En Mesopotamia

Por Jorge Juan Fernández Sangrador

 

Estaban todos estupefactos y admirados, diciendo: «¿No son galileos todos esos que están hablando? Entonces, ¿cómo es que cada uno de nosotros los oímos hablar en nuestra lengua nativa? Entre nosotros hay partos, medas, elamitas y habitantes de Mesopotamia… Y cada uno los oímos hablar de las grandezas de Dios en nuestra propia lengua» (Hechos de los Apóstoles 2,9-11).

Jardín de Edén. Discurrían por él cuatro ríos. Dos de ellos se llamaban Éufrates y Tigris. Ambos delimitan la extensión territorial que el Papa visitó la semana pasada. En aquel vergel, Dios conversaba, a la hora de la brisa vespertina, con Adán y Eva, que habían sido advertidos, a la vista de un árbol, de a dónde podía arrastrarlos el ciego deseo de lo imposible.

Al este de Edén, la descendencia de Caín levantó la primera ciudad y hubo pastores, citaristas, flautistas y forjadores de herramientas de bronce y de hierro. Y héroes. Y surgieron los linajes y las genealogías, de las que fueron quedando noticias impresas en las tablillas de arcilla que se guardaron en las bibliotecas allí formadas.

En aquellas inmensidades mesopotámicas refulgió la luz de la fe religiosa, vivida como acto de relación personal con Dios, de tú a Tú, en un diálogo que acontece en el decurso de las horas cotidianas. Coloquio que la muerte no podrá acallar, porque, el hombre y la mujer, amorosamente moldeados por los dedos de Dios a su imagen y semejanza, fueron creados para estar siempre con Él.

Era, además, tierra de inundaciones purificadoras, porque la violencia sembrada por Caín en la historia no fue erradicada jamás de ella, sino que creció, se multiplicó y se expandió. Hasta el presente. Mas Dios, valiéndose de la inmejorable pedagogía de las pruebas de la vida, fue enseñándole a la humanidad, con infinita paciencia, el valor de la bondad y del perdón, como proclamó, en Nínive, el profeta Jonás.

Y cuando aquí morábamos aún en abrigos de cuevas o en chozas, unos emigrantes de Oriente construyeron, con ladrillos y alquitrán, en la llanura de Senaar, una torre altísima, con pretensiones de que llegase hasta el cielo. Fue, a partir de entonces, cuando la lengua “primaeva” se diversificó en tantas como pueblos se originaron tras la dispersión de Babel.

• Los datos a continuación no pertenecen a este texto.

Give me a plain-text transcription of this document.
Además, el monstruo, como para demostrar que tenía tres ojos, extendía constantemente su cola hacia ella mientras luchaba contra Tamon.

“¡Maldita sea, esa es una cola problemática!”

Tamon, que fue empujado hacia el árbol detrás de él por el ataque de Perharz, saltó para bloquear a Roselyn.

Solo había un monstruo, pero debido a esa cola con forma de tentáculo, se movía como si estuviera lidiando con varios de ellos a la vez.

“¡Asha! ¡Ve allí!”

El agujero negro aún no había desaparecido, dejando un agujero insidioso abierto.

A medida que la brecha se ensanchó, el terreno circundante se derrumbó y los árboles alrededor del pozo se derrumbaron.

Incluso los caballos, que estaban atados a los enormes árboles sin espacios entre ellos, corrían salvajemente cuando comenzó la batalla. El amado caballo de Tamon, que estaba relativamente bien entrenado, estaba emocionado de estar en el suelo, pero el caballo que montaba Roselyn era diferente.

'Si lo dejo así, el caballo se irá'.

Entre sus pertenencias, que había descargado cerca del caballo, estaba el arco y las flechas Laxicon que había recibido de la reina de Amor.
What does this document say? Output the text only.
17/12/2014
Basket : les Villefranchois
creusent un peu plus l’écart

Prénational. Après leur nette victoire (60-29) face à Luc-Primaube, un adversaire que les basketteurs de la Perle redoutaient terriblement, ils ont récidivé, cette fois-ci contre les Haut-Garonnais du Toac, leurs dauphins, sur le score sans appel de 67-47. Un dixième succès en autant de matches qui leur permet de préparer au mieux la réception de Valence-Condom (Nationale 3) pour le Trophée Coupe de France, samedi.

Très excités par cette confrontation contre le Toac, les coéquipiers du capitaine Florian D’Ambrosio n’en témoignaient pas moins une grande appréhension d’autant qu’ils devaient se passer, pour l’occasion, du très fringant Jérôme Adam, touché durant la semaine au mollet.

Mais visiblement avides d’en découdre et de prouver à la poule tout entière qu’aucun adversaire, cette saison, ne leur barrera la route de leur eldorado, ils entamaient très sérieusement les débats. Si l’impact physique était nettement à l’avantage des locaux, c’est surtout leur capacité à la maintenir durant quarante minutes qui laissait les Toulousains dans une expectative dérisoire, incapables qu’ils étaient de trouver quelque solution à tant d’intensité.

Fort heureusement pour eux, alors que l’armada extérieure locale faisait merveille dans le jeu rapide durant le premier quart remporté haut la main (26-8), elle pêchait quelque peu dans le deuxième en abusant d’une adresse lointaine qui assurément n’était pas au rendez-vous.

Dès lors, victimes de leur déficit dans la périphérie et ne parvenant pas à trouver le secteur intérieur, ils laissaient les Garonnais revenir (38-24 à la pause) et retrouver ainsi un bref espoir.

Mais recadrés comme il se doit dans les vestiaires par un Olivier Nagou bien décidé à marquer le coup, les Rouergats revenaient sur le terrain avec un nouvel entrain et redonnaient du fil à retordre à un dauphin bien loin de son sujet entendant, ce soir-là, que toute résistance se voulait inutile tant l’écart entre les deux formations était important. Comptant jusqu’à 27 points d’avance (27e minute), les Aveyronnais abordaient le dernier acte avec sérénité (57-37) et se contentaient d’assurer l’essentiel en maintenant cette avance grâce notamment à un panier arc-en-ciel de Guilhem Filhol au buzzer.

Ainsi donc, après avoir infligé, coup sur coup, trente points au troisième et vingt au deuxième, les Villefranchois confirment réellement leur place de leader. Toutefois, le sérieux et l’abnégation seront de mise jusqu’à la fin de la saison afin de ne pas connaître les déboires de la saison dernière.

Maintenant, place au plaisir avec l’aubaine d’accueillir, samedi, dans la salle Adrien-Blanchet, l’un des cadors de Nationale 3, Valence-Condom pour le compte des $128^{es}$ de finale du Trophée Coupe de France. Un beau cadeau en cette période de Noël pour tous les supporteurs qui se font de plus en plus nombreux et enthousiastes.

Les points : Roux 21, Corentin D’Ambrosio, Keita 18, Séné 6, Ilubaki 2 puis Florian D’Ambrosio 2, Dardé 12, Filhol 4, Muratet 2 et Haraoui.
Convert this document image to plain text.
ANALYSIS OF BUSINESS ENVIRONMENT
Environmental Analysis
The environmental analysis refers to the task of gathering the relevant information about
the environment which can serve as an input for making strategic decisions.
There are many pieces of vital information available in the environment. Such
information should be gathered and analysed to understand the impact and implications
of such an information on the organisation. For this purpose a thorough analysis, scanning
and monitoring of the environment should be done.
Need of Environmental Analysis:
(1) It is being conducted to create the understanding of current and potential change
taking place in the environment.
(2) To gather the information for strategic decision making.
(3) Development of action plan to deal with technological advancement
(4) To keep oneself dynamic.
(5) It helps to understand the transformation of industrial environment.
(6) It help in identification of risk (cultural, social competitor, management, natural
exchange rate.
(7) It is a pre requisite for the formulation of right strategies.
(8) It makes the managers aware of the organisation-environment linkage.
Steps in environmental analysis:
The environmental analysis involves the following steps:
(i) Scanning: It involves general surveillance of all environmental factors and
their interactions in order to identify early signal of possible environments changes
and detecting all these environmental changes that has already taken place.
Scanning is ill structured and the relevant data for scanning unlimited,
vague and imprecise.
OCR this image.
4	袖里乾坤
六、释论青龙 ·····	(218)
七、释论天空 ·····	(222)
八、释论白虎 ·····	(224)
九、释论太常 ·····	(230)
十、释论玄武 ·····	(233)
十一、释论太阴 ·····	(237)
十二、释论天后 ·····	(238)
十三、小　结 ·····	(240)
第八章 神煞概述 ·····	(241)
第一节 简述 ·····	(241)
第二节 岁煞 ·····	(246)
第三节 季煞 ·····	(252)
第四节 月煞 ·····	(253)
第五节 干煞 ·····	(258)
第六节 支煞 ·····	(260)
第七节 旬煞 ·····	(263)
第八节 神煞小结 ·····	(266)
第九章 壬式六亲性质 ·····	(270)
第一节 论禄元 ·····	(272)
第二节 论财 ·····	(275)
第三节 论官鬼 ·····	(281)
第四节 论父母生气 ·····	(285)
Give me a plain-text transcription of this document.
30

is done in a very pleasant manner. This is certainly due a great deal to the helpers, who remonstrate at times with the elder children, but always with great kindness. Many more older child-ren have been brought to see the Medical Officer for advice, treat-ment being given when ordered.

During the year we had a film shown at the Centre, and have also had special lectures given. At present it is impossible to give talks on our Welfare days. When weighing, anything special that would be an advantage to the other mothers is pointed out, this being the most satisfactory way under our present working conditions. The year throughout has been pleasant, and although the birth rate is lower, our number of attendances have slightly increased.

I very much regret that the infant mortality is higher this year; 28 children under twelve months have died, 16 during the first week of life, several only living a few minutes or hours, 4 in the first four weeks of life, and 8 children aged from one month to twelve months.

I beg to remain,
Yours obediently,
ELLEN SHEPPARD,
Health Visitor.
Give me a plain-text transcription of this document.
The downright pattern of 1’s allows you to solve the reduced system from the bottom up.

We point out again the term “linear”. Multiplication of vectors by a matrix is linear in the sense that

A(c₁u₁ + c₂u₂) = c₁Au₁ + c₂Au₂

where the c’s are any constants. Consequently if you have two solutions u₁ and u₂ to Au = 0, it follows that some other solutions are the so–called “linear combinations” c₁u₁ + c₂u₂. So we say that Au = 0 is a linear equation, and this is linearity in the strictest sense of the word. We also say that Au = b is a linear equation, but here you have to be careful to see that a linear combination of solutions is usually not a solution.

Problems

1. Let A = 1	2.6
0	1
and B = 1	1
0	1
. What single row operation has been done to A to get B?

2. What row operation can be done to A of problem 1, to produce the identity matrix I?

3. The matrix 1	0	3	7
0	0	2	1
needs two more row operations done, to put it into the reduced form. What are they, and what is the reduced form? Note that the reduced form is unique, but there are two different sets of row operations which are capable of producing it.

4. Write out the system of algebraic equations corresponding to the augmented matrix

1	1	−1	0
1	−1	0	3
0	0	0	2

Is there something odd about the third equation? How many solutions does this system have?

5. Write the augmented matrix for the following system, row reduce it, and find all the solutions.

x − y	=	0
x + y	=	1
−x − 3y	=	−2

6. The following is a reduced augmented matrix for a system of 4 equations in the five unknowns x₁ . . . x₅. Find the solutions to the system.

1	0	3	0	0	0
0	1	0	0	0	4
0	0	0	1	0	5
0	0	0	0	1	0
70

Siglos después, fue levantada en aquellos sequedales la ciudad de Babilonia, irrigada por rumorosas corrientes de agua fluyente a través de las acequias que proveían de la vital linfa a las exóticas especies de árboles y plantas que alegraban con sus colores y fragancias los jardines colgantes.

Junto a los sauces, de cuyas ramas pendían, silenciosos, los instrumentos musicales que se habían llevado consigo cuando fueron conducidos al cautiverio, los israelitas se lamentaban de su suerte, de haber sido trasplantados tan lejos de Sion. Y eso que no les faltaban ni los oráculos de Ezequiel, ni las visiones de Daniel, ni los testimonios de fe en Dios, que salvó de morir en el fuego a los jóvenes Ananías, Azarías y Misael.

El Cristianismo, que fue aceptado muy pronto por los habitantes del Creciente Fértil, arraigó profundamente en aquel suelo. Al fin y al cabo, las civilizaciones que allí habían existido coprotagonizaron las historias que refiere el Antiguo Testamento. Eran, en cierto modo, prehistoria del Cristianismo. Y esto lo captaron inmediatamente los oyentes mesopotámicos del anuncio del Evangelio, el cual, a la par que arrojaba una luz esclarecedora sobre su riquísimo pasado, confería a éste plenitud de sentido. Asumir, inculturar y resignificar. En eso consistió la clave del éxito apostólico.

De ahí el que el cristianismo mantuviese, en sus estructuras, jerarquías, liturgias y tradiciones, los adjetivos “caldeas”, “asirias” y “babilónicas”, y quepa decir con orgullo que los cristianos son los herederos y únicos representantes vivos de aquellas culturas poderosísimas que se originaron en la antigüedad dentro de los confines señalados por el Éufrates y el Tigris, en Mesopotamia.

(La Nueva España, 14 de marzo de 2021, pp. 22-23).